Dr. Sonpavde: The NIAGARA trial is likely to be practice-changing. While we are still awaiting the full presentation of the results—hopefully at the ESMO Congress 2024—it seems promising. Given that NIAGARA has shown positive outcomes, I anticipate that other trials testing similar cisplatin-based chemotherapy combined with PD-L1 inhibitors will also yield positive results. Additionally, I expect the EV-pembrolizumab combination to be effective as well, potentially leading to the adoption of several regimens that include immune checkpoint inhibition in this space.

Can you comment on research efforts or initiatives to better optimize ctDNA use in the patient care continuum?
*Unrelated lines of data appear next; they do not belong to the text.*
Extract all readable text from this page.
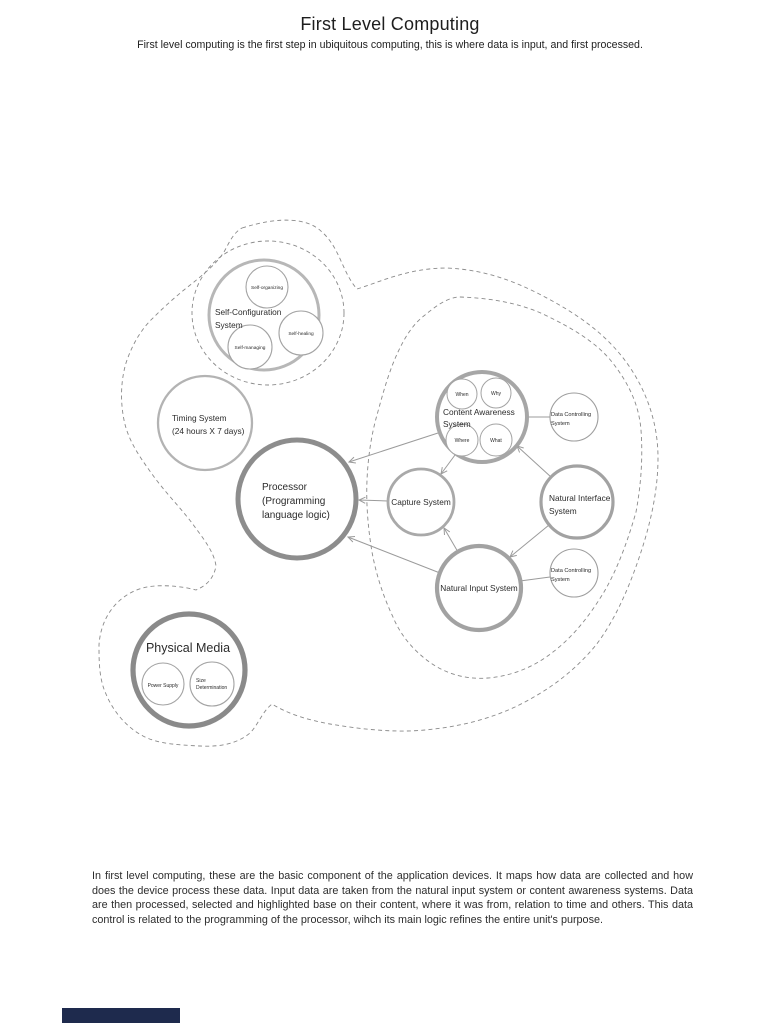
First Level Computing
First level computing is the first step in ubiquitous computing, this is where data is input, and first processed.
Self-Configuration
System
Self-organizing
Self-healing
Self-managing
Timing System
(24 hours X 7 days)
Processor
(Programming
language logic)
Content Awareness
System
When	Why
Where	What
Data Controlling
System
Capture System	Natural Interface
System
Natural Input System
Data Controlling
System
Physical Media
Power Supply
Size
Determination
In first level computing, these are the basic component of the application devices. It maps how data are collected and how does the device process these data. Input data are taken from the natural input system or content awareness systems. Data are then processed, selected and highlighted base on their content, where it was from, relation to time and others. This data control is related to the programming of the processor, wihch its main logic refines the entire unit's purpose.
Dr. Sonpavde: Currently, we still lack prospective validation of circulating tumor DNA (ctDNA) for minimal residual disease (MRD) assessment. However, there is promising retrospective data indicating that post-operative ctDNA, particularly when using tumor-informed ctDNA with whole exome sequencing, shows potential. This approach involves sequencing the tumor’s exome and selecting key genes to monitor in the blood. Retrospective analysis of the IMvigor010 trial demonstrated that patients who are ctDNA-positive post-operation have a very high chance of recurrence: over 90%. Conversely, those who are ctDNA-negative have a significantly lower risk, approximately 25%, though not zero. This suggests that ctDNA could potentially be used to determine which patients might benefit from adjuvant therapy.

Prospective validation of this platform is ongoing in the IMvigor011 trial. Preliminary data from this trial shows that patients who remained ctDNA-negative continuously for up to about 16 months had a low risk of radiographic recurrence, around 10%. This suggests that continuous ctDNA negativity is a strong prognostic factor, indicating a low, though not zero, chance of recurrence. Further data from IMvigor011 is needed, and additional validation is being sought in the TOMBOLA trial.

Moreover, new platforms are emerging that could further refine ctDNA detection. One of these involves whole genome sequencing of the tumor to select ctDNA molecules in the blood, offering a broader analysis than whole exome sequencing. Another emerging approach is fragmentomics, which examines not only the genetic alterations in ctDNA but also the way DNA fragments are broken up in tumor cells compared to normal cells. Tumor cells produce smaller DNA fragments, and this characteristic can be used as a biomarker. These innovations in ctDNA analysis, including whole genome sequencing and fragmentomics, are expected to play a significant role in the future of MRD assessment.